The minimum tax applies to an “applicable corporation”, which means generally any corporation (with certain specified exceptions) that has three-year average annual financial statement net income, or “book” income, that exceeds $1 billion, after allowing for certain specified adjustments. The tax is effective for tax years beginning after December 31, 2022.

For a general discussion of the book minimum tax and other tax changes in the Inflation Reduction Act, see BDO’s Alert “Senate approves Inflation Reduction Act with changes to tax provisions.”


Application to foreign-parented multinational groups

The book minimum tax applies to U.S.-related income of a “foreign-parented multinational group” when the adjusted financial statement income of all members of the multinational group exceeds the $1 billion three-year average annual net income threshold.
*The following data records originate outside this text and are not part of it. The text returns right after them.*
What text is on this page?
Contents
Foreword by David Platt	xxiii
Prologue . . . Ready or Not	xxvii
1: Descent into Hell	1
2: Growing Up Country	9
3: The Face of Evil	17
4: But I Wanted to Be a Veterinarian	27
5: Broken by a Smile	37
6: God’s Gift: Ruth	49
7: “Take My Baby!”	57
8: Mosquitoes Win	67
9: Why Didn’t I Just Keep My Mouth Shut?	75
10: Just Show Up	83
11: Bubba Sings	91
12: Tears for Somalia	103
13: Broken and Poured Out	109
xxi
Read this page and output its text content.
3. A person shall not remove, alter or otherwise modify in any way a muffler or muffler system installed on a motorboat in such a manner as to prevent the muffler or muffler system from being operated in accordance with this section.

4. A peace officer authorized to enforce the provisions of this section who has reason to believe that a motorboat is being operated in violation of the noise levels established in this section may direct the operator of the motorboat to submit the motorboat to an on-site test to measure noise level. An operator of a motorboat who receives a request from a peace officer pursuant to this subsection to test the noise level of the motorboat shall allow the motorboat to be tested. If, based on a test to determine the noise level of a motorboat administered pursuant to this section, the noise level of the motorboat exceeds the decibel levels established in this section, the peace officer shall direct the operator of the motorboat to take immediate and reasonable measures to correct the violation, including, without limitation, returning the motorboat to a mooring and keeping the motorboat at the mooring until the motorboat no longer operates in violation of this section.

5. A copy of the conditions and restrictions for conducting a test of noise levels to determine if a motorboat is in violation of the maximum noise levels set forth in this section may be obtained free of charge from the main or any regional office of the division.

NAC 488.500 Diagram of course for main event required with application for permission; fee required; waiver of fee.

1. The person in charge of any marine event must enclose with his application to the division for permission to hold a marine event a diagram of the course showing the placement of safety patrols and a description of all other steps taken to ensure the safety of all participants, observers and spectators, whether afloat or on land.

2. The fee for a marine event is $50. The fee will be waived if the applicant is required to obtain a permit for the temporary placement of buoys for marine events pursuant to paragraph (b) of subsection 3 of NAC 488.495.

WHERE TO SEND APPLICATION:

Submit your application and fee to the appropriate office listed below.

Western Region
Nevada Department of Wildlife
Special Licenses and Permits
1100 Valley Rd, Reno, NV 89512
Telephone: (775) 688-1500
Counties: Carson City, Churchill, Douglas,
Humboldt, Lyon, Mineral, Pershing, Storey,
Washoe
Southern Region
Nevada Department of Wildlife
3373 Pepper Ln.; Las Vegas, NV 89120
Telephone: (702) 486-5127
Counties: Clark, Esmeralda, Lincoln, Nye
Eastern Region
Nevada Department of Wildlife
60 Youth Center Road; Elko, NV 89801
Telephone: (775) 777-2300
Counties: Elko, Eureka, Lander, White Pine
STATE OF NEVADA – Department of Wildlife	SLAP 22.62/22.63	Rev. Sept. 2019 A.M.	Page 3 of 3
However, the tax will only apply when the net income in the U.S. equals or exceeds $100 million on average over a three-year period.
The legislation defines a foreign-parented multinational group with respect to any tax year as two or more entities that meet three specifications:

  1. At least one entity is a domestic corporation and at least one is a foreign corporation.
  2. The entities are included in the same applicable financial statement for the tax year.
  3. The common parent of the entities is a foreign corporation, or, if there is no common parent, the entities are treated as having a common parent that is a foreign corporation under applicable rules.

For these purposes, the legislation specifies that, in the case of a foreign corporation engaged in a trade or business in the U.S., the U.S. trade or business will be treated as a separate domestic corporation wholly owned by the foreign corporation.

The act directs the Treasury Department to issue regulations for determining when entities are treated as having a common parent that is a foreign corporation, the entities to be included in the foreign-parented group, and the common parent of the group.


‘Adjusted financial statement income’ and ‘applicable financial statement’

The act defines a corporation’s “adjusted financial statement income” for any tax year as the corporation’s net income or loss set out in their applicable financial statements, as adjusted in accordance with the provisions of the act.

For these purposes, an “applicable financial statement” generally includes:

  1. Statements certified as prepared in accordance with generally accepted accounting principles (GAAP) and required to be filed with the U.S. Securities and Exchange Commission.
  2. If no GAAP statements, statements prepared on the basis of international financial reporting standards (IFRS) and filed with the agency of a foreign government.
  3. If no GAAP or IFRS statements, other statements filed by the taxpayer with a regulatory or governmental body as specified by the Treasury.


Calculation of tax

The alternative minimum tax to be imposed equals the excess of the “tentative minimum tax” for the tax year over the sum of (1) the regular tax for the tax year and (2) any tax imposed under the base erosion and anti-abuse tax (BEAT) provisions. For applicable corporations, the tentative minimum tax equals 15% of the corporation’s “adjusted financial statement income” for the tax year minus the “corporate AMT foreign tax credit” (as defined in the legislation) for the tax year.

A corporation’s adjusted financial statement income for a tax year equals their income or loss as set out in the corporation’s applicable financial statements, with certain adjustments. The specified adjustments pertain to related entities, certain items of foreign income, disregarded entities, defined benefit plans and depreciation, among other items. There is also a deduction for financial statement net operating losses.